A recent study by GitKraken, in partnership with GitClear, found that developers are seeking productivity gains using AI coding assistants, but are struggling to quantify those gains, or even evaluate whether that AI output is improved over what developers can produce.
The report also found that the skill level of developers can create differences in AI code output, noting that variations in output support the notion that AI amplifies existing skills, but does not equalize them.
The analysis is based on a three month analysis of 2,172 developer-weeks of activity across multiple AI coding tools and real-world development environments.
Among the findings were that AI users are generating from 4x to 14x more activity than low or non-users; test code generation increases by 4% and provides greater coverage, and also that review efforts improve and scale using AI.

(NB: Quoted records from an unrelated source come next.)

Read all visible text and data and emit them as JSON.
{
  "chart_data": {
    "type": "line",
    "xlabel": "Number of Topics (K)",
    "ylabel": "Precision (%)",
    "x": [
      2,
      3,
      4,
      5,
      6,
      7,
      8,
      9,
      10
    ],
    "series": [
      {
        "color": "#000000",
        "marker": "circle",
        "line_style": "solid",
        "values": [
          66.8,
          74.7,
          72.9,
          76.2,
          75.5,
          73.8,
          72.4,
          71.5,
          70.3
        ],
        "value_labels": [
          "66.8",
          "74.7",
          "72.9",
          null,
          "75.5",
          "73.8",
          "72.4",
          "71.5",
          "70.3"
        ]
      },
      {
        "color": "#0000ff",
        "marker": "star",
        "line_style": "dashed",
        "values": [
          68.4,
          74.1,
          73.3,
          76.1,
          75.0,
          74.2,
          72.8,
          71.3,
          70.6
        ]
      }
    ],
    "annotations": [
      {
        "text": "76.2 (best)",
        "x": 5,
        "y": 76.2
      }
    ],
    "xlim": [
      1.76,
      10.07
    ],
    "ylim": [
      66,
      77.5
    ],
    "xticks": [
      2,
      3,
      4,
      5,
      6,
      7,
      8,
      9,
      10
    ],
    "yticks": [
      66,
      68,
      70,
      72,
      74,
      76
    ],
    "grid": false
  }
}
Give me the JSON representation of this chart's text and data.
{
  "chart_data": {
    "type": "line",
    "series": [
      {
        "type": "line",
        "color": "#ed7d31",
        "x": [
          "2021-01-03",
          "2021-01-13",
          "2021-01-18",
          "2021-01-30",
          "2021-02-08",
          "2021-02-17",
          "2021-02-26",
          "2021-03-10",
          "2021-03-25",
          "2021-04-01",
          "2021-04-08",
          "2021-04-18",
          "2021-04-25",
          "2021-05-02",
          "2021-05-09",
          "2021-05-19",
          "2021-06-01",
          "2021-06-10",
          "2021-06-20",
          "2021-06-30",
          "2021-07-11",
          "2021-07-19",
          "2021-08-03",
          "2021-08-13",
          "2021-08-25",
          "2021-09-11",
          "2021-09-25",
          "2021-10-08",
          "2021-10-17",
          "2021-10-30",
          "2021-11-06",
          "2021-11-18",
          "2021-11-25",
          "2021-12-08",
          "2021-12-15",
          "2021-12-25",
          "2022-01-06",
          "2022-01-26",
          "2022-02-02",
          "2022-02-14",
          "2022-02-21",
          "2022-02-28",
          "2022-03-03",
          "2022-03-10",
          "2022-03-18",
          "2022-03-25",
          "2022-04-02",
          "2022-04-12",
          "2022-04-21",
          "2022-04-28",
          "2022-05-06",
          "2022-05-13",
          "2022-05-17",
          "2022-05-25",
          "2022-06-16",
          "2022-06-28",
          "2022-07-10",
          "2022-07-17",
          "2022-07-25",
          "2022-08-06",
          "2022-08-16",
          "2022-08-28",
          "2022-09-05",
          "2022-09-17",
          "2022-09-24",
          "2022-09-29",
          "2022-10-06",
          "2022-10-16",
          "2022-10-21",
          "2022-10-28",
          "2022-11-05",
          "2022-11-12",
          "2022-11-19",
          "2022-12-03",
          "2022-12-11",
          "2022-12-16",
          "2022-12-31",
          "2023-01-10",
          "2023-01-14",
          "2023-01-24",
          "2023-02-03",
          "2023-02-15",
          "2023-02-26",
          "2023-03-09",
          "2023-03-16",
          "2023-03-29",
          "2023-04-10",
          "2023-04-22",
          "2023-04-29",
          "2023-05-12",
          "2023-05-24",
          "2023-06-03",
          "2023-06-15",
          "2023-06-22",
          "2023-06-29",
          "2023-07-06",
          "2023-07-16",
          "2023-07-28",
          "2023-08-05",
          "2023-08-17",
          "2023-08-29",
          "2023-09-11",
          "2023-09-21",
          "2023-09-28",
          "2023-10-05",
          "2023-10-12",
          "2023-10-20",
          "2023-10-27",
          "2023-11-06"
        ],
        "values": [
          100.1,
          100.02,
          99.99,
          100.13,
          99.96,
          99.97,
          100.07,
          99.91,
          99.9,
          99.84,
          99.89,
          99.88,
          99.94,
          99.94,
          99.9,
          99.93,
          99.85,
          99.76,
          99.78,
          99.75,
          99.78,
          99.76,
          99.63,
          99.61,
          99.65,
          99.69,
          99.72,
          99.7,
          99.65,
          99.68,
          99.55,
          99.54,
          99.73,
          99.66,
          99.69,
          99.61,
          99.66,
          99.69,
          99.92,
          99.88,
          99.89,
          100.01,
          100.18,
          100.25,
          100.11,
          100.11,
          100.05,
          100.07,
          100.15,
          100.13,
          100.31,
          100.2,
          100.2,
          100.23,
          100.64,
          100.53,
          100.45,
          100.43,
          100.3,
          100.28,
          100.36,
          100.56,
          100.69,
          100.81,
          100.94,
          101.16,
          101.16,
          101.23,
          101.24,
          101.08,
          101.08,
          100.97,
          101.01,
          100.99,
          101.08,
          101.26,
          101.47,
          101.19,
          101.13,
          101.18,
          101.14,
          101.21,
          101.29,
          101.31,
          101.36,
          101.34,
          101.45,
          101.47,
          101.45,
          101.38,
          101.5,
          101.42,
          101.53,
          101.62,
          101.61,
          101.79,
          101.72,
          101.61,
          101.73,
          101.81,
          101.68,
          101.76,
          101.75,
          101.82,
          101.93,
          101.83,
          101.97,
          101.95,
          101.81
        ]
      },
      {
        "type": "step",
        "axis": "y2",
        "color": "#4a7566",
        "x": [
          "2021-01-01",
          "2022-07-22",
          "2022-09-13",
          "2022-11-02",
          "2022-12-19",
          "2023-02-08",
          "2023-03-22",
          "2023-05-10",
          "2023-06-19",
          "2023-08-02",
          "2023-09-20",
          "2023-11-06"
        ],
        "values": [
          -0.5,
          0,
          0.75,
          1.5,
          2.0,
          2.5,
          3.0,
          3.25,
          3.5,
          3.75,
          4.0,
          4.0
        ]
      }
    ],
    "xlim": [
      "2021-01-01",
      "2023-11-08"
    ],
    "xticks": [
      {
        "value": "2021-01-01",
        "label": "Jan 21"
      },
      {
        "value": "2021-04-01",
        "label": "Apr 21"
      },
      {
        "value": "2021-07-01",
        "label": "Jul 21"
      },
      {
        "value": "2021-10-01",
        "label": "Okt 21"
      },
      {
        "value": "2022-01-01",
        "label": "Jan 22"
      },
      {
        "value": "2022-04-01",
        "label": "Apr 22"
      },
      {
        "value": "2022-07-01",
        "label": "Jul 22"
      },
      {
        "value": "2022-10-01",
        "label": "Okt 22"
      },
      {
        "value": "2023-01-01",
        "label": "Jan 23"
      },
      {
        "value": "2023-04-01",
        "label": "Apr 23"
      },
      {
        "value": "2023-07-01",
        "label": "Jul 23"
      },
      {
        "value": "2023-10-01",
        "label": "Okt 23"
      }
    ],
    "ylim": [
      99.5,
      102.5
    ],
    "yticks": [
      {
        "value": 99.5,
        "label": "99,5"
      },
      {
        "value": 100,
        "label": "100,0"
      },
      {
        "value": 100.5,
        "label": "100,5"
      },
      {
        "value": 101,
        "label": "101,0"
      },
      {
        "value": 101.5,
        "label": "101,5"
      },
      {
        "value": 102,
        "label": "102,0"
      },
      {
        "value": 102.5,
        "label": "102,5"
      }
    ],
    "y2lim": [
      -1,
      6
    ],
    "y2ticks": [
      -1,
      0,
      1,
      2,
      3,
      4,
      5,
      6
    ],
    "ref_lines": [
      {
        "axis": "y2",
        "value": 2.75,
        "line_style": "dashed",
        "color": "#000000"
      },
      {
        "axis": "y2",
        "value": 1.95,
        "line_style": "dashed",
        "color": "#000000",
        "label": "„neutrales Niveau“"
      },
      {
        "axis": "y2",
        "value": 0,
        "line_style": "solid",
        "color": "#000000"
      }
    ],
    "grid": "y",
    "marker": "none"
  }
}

In the study’s analysis, the GitKraken wrote, “Taken together, the results suggest that AI is not magically creating the mythical “10x engineers”—but it is making engineers who adopt and adapt much faster, more productive, and more iterative.”
Another significant finding is the expanding amount of code churn, with output being revised and replaced more often.
The report also found that the skill level of developers can create differences in AI code output, noting that variations in output support the notion that AI amplifies existing skills, but does not equalize them.
Finally, the study saw changes in how organizations evaluate productivity, applying such techniques are measuring quality with speed as code is created, tracking churn and rework as first-class signals, and moving to connect code output to business outcomes such as delivery time and reliability.
The goal, GitKraken concluded, is to help teams understand not just how fast they’re moving, but whether they’re moving in the right direction.